Contact Matrices & Binning

Settings controlling the generation, binning, and normalization of contact matrices from HiChIP data.

These parameters determine how raw read pairs are converted into multi-resolution .cool files for downstream analysis.

Help: Adjust these options to tune the resolution and structure of the resulting chromatin contact maps.

For example, smaller bin sizes (e.g., 1 kb) provide higher resolution but require more memory and processing time, while larger bins (e.g., 10 kb or 25 kb) yield smoother matrices for large-scale analyses.


--cool_bin: Base Bin Size (bp)

  • Defines the base bin size, in base pairs, used for generating contact matrices in the .cool format.
  • Smaller bin sizes (e.g., 1000 bp) provide higher resolution but increase memory and runtime requirements.
  • Larger bins (e.g., 5000–25000 bp) are recommended for lower-depth datasets.
  • Example: --cool_bin 5000.
  • Type: integer
  • Default flags: 1000

--cooler_cload_args: Cooler Cload Arguments

  • Specifies command-line options passed to the cooler cload command for loading read pairs into a .cool file.
  • Use this to modify how columns from the pairs file are interpreted when generating contact matrices. The default is configured for standard pairtools output.
  • Example: --cooler_cload_args "pairs --zero-based -c1 1 -p1 2 -c2 3 -p2 4".
  • Type: string
  • Default flags: pairs –zero-based -c1 2 -p1 3 -c2 4 -p2 5

--cooler_zoomify_res: Zoomify Resolution Preset

  • Specifies the resolution preset key used for multi-resolution cooler files (cooler zoomify).
  • Each key corresponds to a predefined set of bin sizes defined in insulation_resultions.
  • Use this to select which resolution set to apply during matrix zoomification. For example, 1000N corresponds to 1 kb–500 kb bins by default.
  • Example: --cooler_zoomify_res 1000N.
  • Type: string
  • Default flags: 1000N

--cooler_zoomify_args: Cooler Zoomify Additional Arguments

  • Extra command-line options for the cooler zoomify command that generate multi-resolution cooler files.
  • Use this to control balancing, overwrite behavior, or other Zoomify parameters.
  • Example: --cooler_zoomify_args "--balance --force". Leave empty (“”) to use defaults.
  • Type: string
  • Default flags: null

--insulation_resultions: Insulation Score Resolutions

  • Specifies the resolution presets (in base pairs) used for insulation score and TAD boundary calculations.
  • Each key defines a named preset containing multiple window sizes.
  • Provide one or more resolution sets, where each key (e.g., 1000N) maps to a list of window sizes that correspond to the resolutions used for cooler zoomify. These determine the granularity of TAD detection and insulation profiling..
  • Example: `–insulation_resultions {“1000N”: “1000 2000 5000 10000 20000 50000 100000 200000 500000”}’
  • Type: object
  • Default flags: {“1000N”: “1000 2000 5000 10000 20000 50000 100000 200000 500000”}

--cooltools_eigscis_args: Cooltools Eigs-Cis Arguments

  • Additional command-line flags for the cooltools eigs-cis command, which computes eigenvectors for A/B compartment analysis.
  • Modify this to control the number of eigenvectors or specify contact type (cis/trans).
  • Example: --cooltools_eigscis_args "--n-eigs 2 --contact-type cis".
  • Type: string
  • Default flags: –n-eigs 1

--cooler_eigscis_resultion: Eigenvector Resolution (bp)
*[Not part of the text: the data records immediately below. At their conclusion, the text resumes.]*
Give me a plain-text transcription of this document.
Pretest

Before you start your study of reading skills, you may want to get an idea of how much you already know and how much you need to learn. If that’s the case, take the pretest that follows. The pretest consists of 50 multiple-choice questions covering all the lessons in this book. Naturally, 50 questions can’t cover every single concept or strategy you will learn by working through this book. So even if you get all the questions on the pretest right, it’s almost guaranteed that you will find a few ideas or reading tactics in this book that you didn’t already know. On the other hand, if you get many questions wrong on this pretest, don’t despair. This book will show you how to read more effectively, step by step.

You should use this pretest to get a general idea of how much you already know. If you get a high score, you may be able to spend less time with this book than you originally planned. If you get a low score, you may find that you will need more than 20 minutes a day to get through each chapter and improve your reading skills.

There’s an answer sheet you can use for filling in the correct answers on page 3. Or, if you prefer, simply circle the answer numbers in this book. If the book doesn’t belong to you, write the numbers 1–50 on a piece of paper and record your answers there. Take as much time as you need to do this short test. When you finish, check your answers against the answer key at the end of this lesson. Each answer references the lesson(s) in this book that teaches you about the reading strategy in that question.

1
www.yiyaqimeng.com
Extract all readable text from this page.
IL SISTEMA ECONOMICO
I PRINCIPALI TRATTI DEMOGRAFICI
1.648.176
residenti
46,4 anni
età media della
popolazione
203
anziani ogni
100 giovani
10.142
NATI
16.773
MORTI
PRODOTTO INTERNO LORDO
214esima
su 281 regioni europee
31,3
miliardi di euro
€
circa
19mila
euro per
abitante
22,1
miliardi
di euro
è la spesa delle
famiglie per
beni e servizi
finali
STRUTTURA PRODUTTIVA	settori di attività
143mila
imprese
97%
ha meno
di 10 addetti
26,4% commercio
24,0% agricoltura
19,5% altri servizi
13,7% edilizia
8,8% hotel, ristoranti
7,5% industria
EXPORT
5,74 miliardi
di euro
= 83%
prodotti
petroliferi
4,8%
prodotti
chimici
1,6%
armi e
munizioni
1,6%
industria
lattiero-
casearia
  • Specifies the resolution, in base pairs, used for eigenvector computation in A/B compartment analysis.
  • Smaller values provide higher resolution but require denser contact maps.
  • Example: --cooler_eigscis_resultion 100000.
  • Type: integer
  • Default flags: 100000

--calder_bin: CALDER Bin Size

  • Sets the bin size used for subcompartment calling by CALDER.
  • Provide bin size as a number (e.g., 10000). Higher bin sizes reduce resolution but speed up computation.
  • Example: --calder_bin 25000.
  • Type: string
  • Default flags: 100000

--calder_chrom: CALDER Chromosomes

  • Defines the chromosomes to be analyzed by the CALDER subcompartment detection module.
  • You can specify a single chromosome or multiple chromosomes separated by commas.
  • When providing multiple entries, do not include spaces between chromosome numbers.
  • Example:
    • For a single chromosome: --calder_chrom "1"
    • For multiple chromosomes: --calder_chrom "1,2,3,19,20"
  • Type: string
  • Default flags: 1,2,3,4,5,6,7,8,9,10,11,12,13,14,15,16,17,18,19,20,21,22

--gstripe_args: gStripe Detection Arguments

  • Extra command-line options for the gStripe tool, which detects stripe-like chromatin interaction patterns.
  • Modify detection thresholds or bin correction behavior. The default --fix_bin_start ensures stripe detection starts from bin-aligned positions.
  • Example: --gstripe_args "--fix_bin_start --minlen 3 --qval 0.05".
  • Type: string
  • Default flags: –fix_bin_start

Visualization & QC

Configuration for plotting and quality-control steps (e.g., FastQC, deepTools, Juicer Tools, pairtools).

These options affect coverage plots, sample correlations, and other diagnostic visualizations.

Help: Tune these to control plot styles, correlation methods, and output formats.

For large cohorts, consider lighter settings (e.g., skipping numbers on heatmaps) to speed up rendering.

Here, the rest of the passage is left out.